About two weeks ago, I was looking through the above-mentioned cardboard box. I saw the photograph of Jayne Anne peeking out from other papers. I recognized the picture immediately since it is the same photograph of Jayne Anne that appears on Rutgers Creative Writing web site. I pulled the sheet out from the rest of the other papers and was further surprised to see the date, which was when I was last on sabbatical from my job. I do not know what caused me to pull this sheet from the rest of the New Yorker in 2001. I am certain it was not the advertisement for the book, and I don’t think it was because of the advertisement for the investment company. In fact, I have no recollection why I did it at all. The more interesting aspect is that I would find it now, as I am preparing to re-meet Jayne Anne, and more importantly, to study with her. The synchronicity of this event is obvious, curious, and precisely the type of confluence of events that I hope to be attentive to as a writer and reader. There is no significance, I believe, unless it is named. And words are what give things their names, and, in a larger sense, their meaning. I anticipate Jayne Anne Phillips will have an impact on me as I attempt to find those precise words and mine what I’ve felt is an interior dialogue that has long existed.

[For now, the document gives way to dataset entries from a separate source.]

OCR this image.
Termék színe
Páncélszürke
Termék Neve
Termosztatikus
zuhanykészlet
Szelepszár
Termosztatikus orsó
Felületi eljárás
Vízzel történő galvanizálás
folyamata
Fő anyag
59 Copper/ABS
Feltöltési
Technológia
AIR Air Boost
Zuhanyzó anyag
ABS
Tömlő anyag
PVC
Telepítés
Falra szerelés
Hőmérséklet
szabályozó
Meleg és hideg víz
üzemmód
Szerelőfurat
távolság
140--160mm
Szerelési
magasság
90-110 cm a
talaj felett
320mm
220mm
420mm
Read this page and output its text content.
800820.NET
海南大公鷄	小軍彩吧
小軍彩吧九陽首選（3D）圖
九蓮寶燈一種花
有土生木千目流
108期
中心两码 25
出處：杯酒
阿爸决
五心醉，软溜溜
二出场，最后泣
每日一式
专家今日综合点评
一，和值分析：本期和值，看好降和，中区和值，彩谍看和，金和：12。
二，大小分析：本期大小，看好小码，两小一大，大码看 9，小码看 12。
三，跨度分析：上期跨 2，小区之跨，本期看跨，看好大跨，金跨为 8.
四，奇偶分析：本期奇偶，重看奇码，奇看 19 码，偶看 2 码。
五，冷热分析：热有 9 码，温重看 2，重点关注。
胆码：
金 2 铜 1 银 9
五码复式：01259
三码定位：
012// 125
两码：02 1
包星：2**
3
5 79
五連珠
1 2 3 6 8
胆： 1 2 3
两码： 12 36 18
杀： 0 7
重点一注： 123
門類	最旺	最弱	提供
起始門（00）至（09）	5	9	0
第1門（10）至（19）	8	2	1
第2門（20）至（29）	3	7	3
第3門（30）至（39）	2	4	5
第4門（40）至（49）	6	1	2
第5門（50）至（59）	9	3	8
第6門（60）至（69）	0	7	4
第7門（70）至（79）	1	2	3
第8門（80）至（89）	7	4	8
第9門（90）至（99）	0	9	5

One further curious note. As I began writing the description above, I noticed one of the authors listed on the table of contents. He is Michael Lesy and the article he wrote was listed under ‘SHOWCASE’ and titled “Walker Evans on the Web”. Coincidentally, Michael taught a course at the Visual Studies Workshop in Rochester, New York. I attended that school from 1977 through 1980, receiving an MFA in Visual Studies. Michael taught the history of photography, and I took the course in September 1977, thirty years ago. It was a great class, which I remember vividly. I am betting there are other coincidences which I’ve yet to see or discover. And if there are not now, they may arise in the next thirty years.

RESPONSE OF RECIPIENT:

DATE OF RESPONSE:

Process: My plan is to de-accumulate objects I now own during the course of the exhibition year. I will photograph the selected object then send the object with a letter to a person who has some relationship to the object or whom I think might be interested in the object. The letter will discuss the project and tell the receiver they can keep the object, destroy it, give it away, recycle it or anything else they choose. I will ask them to document it in the place they now have it and send their image and/or written description back to me of what they did with it and where it is. I plan on de-accumulating an average of one object per week. The new images/descriptions will be placed in a plastic folder and exhibited along with a photograph of the object as it was in my possession.